One time after a long absence Lyin’ Jack showed up in Benton. “The boys” were all glad to see him and, after a round or two of drinks, asked him for a yarn.

“No, boys,” said Jack, “I’m through. For years I’ve been tellin’ these lies—told ’em so often I got to believin’ ’em myself. That story of mine about the elk with the fifteen-foot horns is what cured me. I told about that elk so often that I knowed the place I killed it. One night I lit a candle and crawled up in the loft to view the horns—an’ I’m damned if they weren’t there.”

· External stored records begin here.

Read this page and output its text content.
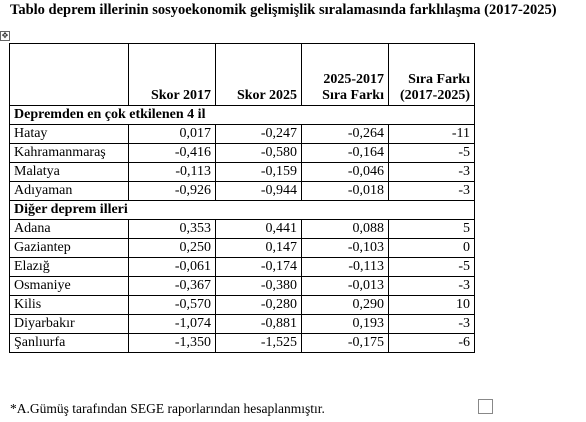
Tablo deprem illerinin sosyoekonomik gelişmişlik sıralamasında farklılaşma (2017-2025)
✥
	Skor 2017	Skor 2025	2025-2017 Sıra Farkı	Sıra Farkı (2017-2025)
Depremden en çok etkilenen 4 il				
Hatay	0,017	-0,247	-0,264	-11
Kahramanmaraş	-0,416	-0,580	-0,164	-5
Malatya	-0,113	-0,159	-0,046	-3
Adıyaman	-0,926	-0,944	-0,018	-3
Diğer deprem illeri				
Adana	0,353	0,441	0,088	5
Gaziantep	0,250	0,147	-0,103	0
Elazığ	-0,061	-0,174	-0,113	-5
Osmaniye	-0,367	-0,380	-0,013	-3
Kilis	-0,570	-0,280	0,290	10
Diyarbakır	-1,074	-0,881	0,193	-3
Şanlıurfa	-1,350	-1,525	-0,175	-6
*A.Gümüş tarafından SEGE raporlarından hesaplanmıştır.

In a book of not enough consequence to warrant the naming of its title, the author, writing through hearsay and attempting to be veracious, describes the Texas norther—which comes “sudden and soon in the dead of night or the blaze of noon”—as being so swift in descent, so terrible in force, and so bitterly cold that “no old Texan would trust himself out on the prairies in July or August with the thermometer at ninety-six degrees, without two blankets strapped at the saddlebow to keep him from freezing to death should a norther blow up.” Of course no man of the range carries his blankets on the horn of a saddle and no Texan ever experienced a genuine norther in July or August. The description is utterly false, utterly lacking in authenticity. On the other hand, when “Mr. Fishback of the Sulphurs” relates how one hot day in December when he was riding home he saw a blue norther coming behind him, put spurs to his horse, and, racing for miles with the nose of the wind at his very backbone, arrived at the stable to find the hind-quarters of his horse frozen stiff whereas the fore-quarters were in a lather of sweat—such a hair’s breadth doth divide the hot prelude to a norther from the iciness of the norther itself—we realize that we are in the company of a liar as authentic as he is accomplished. Surely such do not violate the ninth commandment; indeed they have become as little children.

—J. Frank Dobie,
Austin, Texas,
Cinco de Mayo, 1934.

[1] Forty thousand, even thirty thousand, mustangs are a lot of mustangs. In The Young Explorers, a book privately printed in Austin, Texas, about 1892, Duval, pp. 111-112, defends this extraordinary assertion. The wild horses were encountered between the Nueces River and the Río Grande. Corroborative of the enormous numbers to be found in that region is the testimony of William A. McClintock, “Journal of a Trip Through Texas and Northern Mexico,” Southwestern Historical Quarterly, Vol. XXXIV, pp. 232-233. Bigfoot Wallace was not lying about the wild horses.

INTRODUCTION

The pioneers who came to Texas to found a cattle industry that eventually extended from the Río Grande to the Big Bow brought with them from the older Southwestern frontier a large body of floating literature of the tall tale variety. The influence of this folk material is clearly discernible in the works of Longstreet, and Baldwin, and other Southern humorists who preceded Mark Twain.